Lefferts Historic House Has a New Message: New York Had Slavery, Too


Earlier than the restoration, the Lefferts home catered largely to households; youngsters might plant potatoes, harvest flax, play with reproduced artifacts and see how linen was woven. Though, greater than 20 years in the past, the museum started to acknowledge that the Leffertses owned slaves, it didn’t establish who, for example, might need stitched the high-quality linen clothes the household wore. (A replica of a person’s shirt from the early nineteenth century is in the home.)

“The perspective now,” Carrasco mentioned, talking of future reveals and customer data, “is it is a individual that was owned by the Leffertses, that lived right here in Brooklyn and who’s in all probability buried on the Flatbush African Burial Floor.”

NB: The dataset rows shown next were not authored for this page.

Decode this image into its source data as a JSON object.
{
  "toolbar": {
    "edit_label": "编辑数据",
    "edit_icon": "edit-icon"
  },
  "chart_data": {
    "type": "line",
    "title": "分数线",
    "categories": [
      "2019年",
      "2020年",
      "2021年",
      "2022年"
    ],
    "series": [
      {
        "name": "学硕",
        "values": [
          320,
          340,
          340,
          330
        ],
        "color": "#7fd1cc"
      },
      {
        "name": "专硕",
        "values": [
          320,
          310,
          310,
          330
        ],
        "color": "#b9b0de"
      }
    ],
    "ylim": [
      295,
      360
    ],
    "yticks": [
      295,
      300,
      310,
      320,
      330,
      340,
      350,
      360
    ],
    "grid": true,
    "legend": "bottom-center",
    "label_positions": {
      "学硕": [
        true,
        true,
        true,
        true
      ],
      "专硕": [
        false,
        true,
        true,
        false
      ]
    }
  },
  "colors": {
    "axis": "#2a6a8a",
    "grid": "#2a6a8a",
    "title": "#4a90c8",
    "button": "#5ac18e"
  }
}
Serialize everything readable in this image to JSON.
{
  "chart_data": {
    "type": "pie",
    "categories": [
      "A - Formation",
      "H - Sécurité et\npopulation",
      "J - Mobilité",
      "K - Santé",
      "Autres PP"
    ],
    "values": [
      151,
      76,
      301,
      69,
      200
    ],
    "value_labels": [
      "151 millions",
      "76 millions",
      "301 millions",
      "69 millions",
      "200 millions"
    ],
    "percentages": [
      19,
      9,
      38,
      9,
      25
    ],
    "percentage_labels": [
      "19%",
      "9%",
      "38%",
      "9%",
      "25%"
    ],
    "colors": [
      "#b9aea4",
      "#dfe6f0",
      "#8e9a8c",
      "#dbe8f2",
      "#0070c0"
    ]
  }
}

ReImagine Lefferts and its companions, together with the Flatbush African Burial Floor Coalition and the Weeksville Heritage Heart, envision the museum as turning into a group middle as properly, internet hosting speaker panels, symposiums and conferences on neighborhood points. The initiative can also be surveying metropolis residents to ask what they wish to see inside the home, with a view towards putting in new reveals in 2024. To make the museum nonetheless welcoming to households, Monaco mentioned, the shows is not going to concentrate on oppressed folks’s struggling, however on “their legacy and the resilience of their tales.”

Shanna Sabio, who’s on the board of the burial floor coalition and an adviser to ReImagine Lefferts, mentioned an set up may ask younger guests to think about what they could have accomplished on the time to assist Isaac, an enslaved man who escaped the Lefferts farm after lower than three months, taking alongside members of the family who had been in bondage close by.

“Permitting folks to see themselves as potential brokers within the shaping of historical past,” Sabio mentioned, can “make historical past extra private.”

One other challenge adviser, George Stonefish, a Lenape elder and organizer, would love the museum to show how a lot the Dutch residents relied on Indigenous folks for sustenance. He has advised planting the so-called three sisters — corn, squash and beans — within the Lefferts backyard and alluring the general public to the museum for powwows and artisan demonstrations that spotlight Lenape tradition.